Topology in a one-dimensional plasmonic crystal

TL;DR

This paper investigates the topological properties of plasmonic bands in a graphene-metallic grating crystal, deriving models to identify topological phases and proposing experimental observation methods.

Contribution

It introduces a tight-binding model for plasmonic bands resembling the SSH Hamiltonian with energy-dependent hopping, enabling topological analysis.

Findings

Identification of topological and trivial phases controlled by the graphene-grating distance

Derivation of a Kronig-Penney type equation for plasmonic bands

Proposal of a scattering experiment to observe topological states

Abstract

In this paper we study the topology of the bands of a plasmonic crystal composed of graphene and of a metallic grating. Firstly, we derive a Kronig-Penney type of equation for the plasmonic bands as function of the Bloch wavevector and discuss the propagation of the surface plasmon polaritons on the polaritonic crystal using a transfer-matrix approach considering a finite relaxation time. Second, we reformulate the problem as a tight-binding model that resembles the Su-Schrieffer-Heeger (SSH) Hamiltonian, one difference being that the hopping amplitudes are, in this case, energy dependent. In possession of the tight-binding equations it is a simple task to determine the topology (value of the winding number) of the bands. This allows to determine the existense or absence of topological end modes in the system.

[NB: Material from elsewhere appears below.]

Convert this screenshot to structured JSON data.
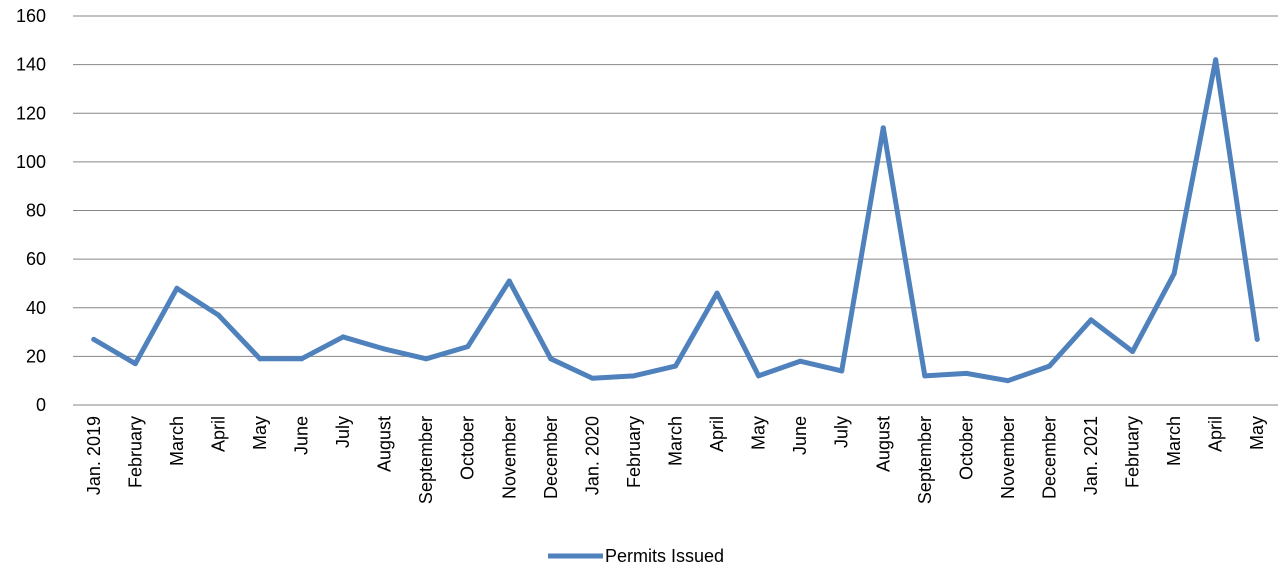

Similarly to the SSH model, we show that there is a tunable parameter that induces topological phase transitions from trivial to non-trivial. In our case, it is the distance d between the graphene sheet and the metallic grating. We note that d is a parameter that can be easily tuned experimentally simply by controlling the thickness of the spacer between the grating and the graphene sheet. It is then experimentally feasible to engineer devices with the required topological properties. Finally, we suggest a scattering experiment allowing the observation of the topological states.